“A true miracle, and meant to do remarkable things in this world.” – Amy Bonanno
On May 22, 2020 at 9:04 am, Charlotte was born via C-section. She weighed 1 lb., 6 oz. and 12” long.
Entering the delivery room was a bit blurry, but I remember feeling scared…more scared than I have ever felt. Charlotte arrived quickly and then was taken to the NICU. As a mother giving birth to her baby and not being able to see or hold her, well, it is one of the worst feelings you can ever feel. Due to the medications I was on, I was not able to see her until the next day. I remember my husband wheeling me over to her room and seeing her for the first time. I was thinking this is not how it is supposed to be. Why did this happen? She was supposed to be wrapped in some ridiculously overpriced swaddle with a huge bow on her head right now. But, instead, she is covered in wires and tubes. We sat there in silence and cried and just stared at her. She was beautiful and she was here.
We had a long road ahead of us. Honestly, we had no idea what was in store and it was hard. So damn hard. You begin to lose yourself in the process. You just exist and become robotic in a sense. I went to see Charlotte every day. Days when I wanted to hide and cry and just be angry, I didn’t. I got up and told myself “if she can be this strong and fight, so can I.” And I did.
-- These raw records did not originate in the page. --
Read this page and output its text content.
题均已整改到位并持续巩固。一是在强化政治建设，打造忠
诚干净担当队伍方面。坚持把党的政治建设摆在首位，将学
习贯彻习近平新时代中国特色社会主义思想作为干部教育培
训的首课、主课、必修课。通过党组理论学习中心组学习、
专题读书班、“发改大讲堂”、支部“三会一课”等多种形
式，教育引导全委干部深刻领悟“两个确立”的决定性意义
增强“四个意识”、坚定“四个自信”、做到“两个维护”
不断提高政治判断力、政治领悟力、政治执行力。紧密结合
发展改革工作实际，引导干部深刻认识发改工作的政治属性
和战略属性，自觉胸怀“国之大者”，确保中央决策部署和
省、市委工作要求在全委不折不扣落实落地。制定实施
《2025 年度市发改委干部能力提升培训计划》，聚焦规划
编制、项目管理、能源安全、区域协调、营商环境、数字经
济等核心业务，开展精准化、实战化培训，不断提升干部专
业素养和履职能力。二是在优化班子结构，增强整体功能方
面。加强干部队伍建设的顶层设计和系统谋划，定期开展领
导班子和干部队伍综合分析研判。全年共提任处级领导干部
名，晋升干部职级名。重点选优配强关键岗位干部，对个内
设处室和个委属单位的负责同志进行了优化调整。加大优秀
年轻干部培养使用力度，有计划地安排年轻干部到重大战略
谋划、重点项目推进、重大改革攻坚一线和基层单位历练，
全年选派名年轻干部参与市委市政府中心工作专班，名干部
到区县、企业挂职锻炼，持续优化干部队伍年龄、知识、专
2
The nurses and doctors would tell me to go home and take care of myself and rest. I would nod and smile. They knew I was ignoring them. After 4 ½ months together they knew the kind of person I was and this mama wasn’t going anywhere. I watched my sweet girl endure what no child should have to. But, she did it. She overcame all the obstacles thrown her way. She did not have any brain bleeds, overcame PPHN and eventually kicked her feeding tube.
After 137 days in the NICU, Charlotte came home. She was on oxygen and a list of medications and breathing treatments, but she was home. And I will be completely honest – It was terrifying!
I had the help of medical professionals and now I no longer did. Where is my monitor? How do I know what she needs? How will I survive this? The next couple of weeks were tough. I was scared to take care of my baby. Was she mine? Did she know I was her Mom? I treated her like a NICU baby. I intervened at the 3 hour “hands on” and marked and measured her volume. I acted like her caretaker, because that is all I knew. I hate looking back at that. I wish I could have enjoyed her the way I was supposed to, or was that even possible? The next couple of months Charlotte got stronger and so did I. She made me a better person. It is such a cliché, but things that I thought mattered became a distant memory. Priorities were different, friendships were different, she became my everything. But I slowly was reminded that I had more than just Charlotte, I had a husband and a home and life to still be a part of. You really lose yourself. I knew I had to figure out how to not only be Charlotte’s mom, but also a wife. I think we all go through this, I slowly began to find the balance, and honestly, I am still working on it. My family is the most important thing and she made us better, she made us a family. The last two and half years have been challenging & hard, but so very worth it. I am reminded how resilient my family is and we can overcome anything together. Charlotte is a beautiful, strong, healthy, and hilarious 2.5-year-old. We are so proud to be her parents and I am so proud to be a wife.
Advice for Preemie Parents:
Find someone who can relate and has a story they are willing to share. I was desperate for someone/anyone to have a similar story and the success of it. I needed reassurance from a Mom who had been there. You WILL get through this. It is definitely going to be hard and super sucky, but it will be worth it. I promise.
Charlotte is 29 months and is checking all the boxes. She was discharged by PT, pulmonology & cardiology. She is not on any meds! She is currently in ST, but hitting her milestones, and up to 25 words! She is petite, but perfect.